In short, if I have to use a machine without tiling WM I feel limited, in the same way I feel limited when :reload or :tabopen dw Slackware doesn't work on a Firefox without Pentadactyl (the latter one is a custom search that looks for Slackware on Distrowatch and opens the result in a separate tab). Or, maybe more common, how many vim users have already sat in front of a Windows machine, editing a file with Notepad and have automatically tried to close the window with <Esc>:wq and then had to think a few seconds why that didn't work?

sycamorex 07-16-2012 04:11 PM

Quote:

Originally Posted by TobiSGD (Post 4729829)
- I disagree with sycamorex on the netbook part, I use i3 on all my machines including the 10" netbook. It makes totally sense, you won't make much use of the tiling features, but the tabbing features are quite handy. Also, again, you can do anything with the keyboard, much more comfortable than to use those tiny touchpads and no menus, docks and window decorations needed that take away the small amount of screenspace you have.

I also use i3 on my netbook. I just don't see that it's much more beneficial than running eg. fluxbox on it. The tabbed mode here is not much different than Alt+Tab in other environments and Fluxbox can also be controlled only with the keyboard.

Generally, the bigger the display (and the bigger the number of displays), the more sense it makes to use a tiling WM.

TobiSGD 07-16-2012 04:22 PM

Quote:

Originally Posted by sycamorex (Post 4729862)
I also use i3 on my netbook. I just don't see that it's much more beneficial than running eg. fluxbox on it. The tabbed mode here is not much different than Alt+Tab in other environments and Fluxbox can also be controlled only with the keyboard.

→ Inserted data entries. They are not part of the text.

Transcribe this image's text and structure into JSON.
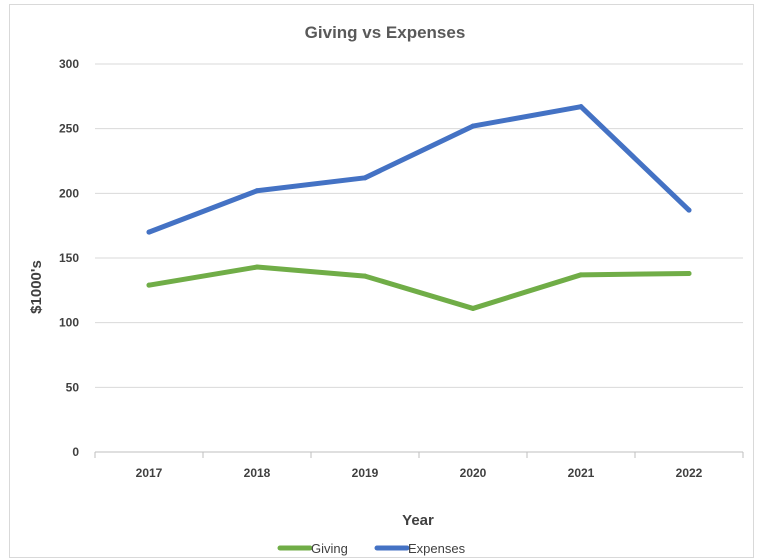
{
  "chart_data": {
    "type": "line",
    "title": "Giving vs Expenses",
    "xlabel": "Year",
    "ylabel": "$1000's",
    "categories": [
      "2017",
      "2018",
      "2019",
      "2020",
      "2021",
      "2022"
    ],
    "ylim": [
      0,
      300
    ],
    "yticks": [
      0,
      50,
      100,
      150,
      200,
      250,
      300
    ],
    "grid": true,
    "legend_position": "bottom",
    "series": [
      {
        "name": "Giving",
        "color": "#70ad47",
        "values": [
          129,
          143,
          136,
          111,
          137,
          138
        ]
      },
      {
        "name": "Expenses",
        "color": "#4472c4",
        "values": [
          170,
          202,
          212,
          252,
          267,
          187
        ]
      }
    ],
    "gridline_color": "#d9d9d9",
    "axis_color": "#bfbfbf"
  }
}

Haven't tried that, so I can't comment on that. For me it just very beneficial that I can run exactly the same configuration on all my machines, so I don't have to adapt to a different setting or even a different WM on one of the machines.
of course tiling makes more sense when you use larger screens.

audriusk 07-16-2012 05:09 PM

Quote:

Originally Posted by TobiSGD (Post 4729829)
Or, maybe more common, how many vim users have already sat in front of a Windows machine, editing a file with Notepad and have automatically tried to close the window with <Esc>:wq and then had to think a few seconds why that didn't work?

This reminded me how I needed to type some math formulas in OpenOffice Writer the same year I started using Vim. After typing the formula I would quickly hit <ESC> without thinking... :doh: Took me at least twice as long to finish the document. Nowadays I am able to switch my brain to a different "mode" while typing text not inside Vim, unfortunately, sometimes I manage to press ^W to delete last word, which works great in terminals (and insert mode in Vim), but does something completely different in browsers and other GUI programs. Great way to "clear" all the form fields in some webpage. :)

As for tiling WMs, I would like to try them out some day, but I feel too comfortable with KDE to switch to something else entirely.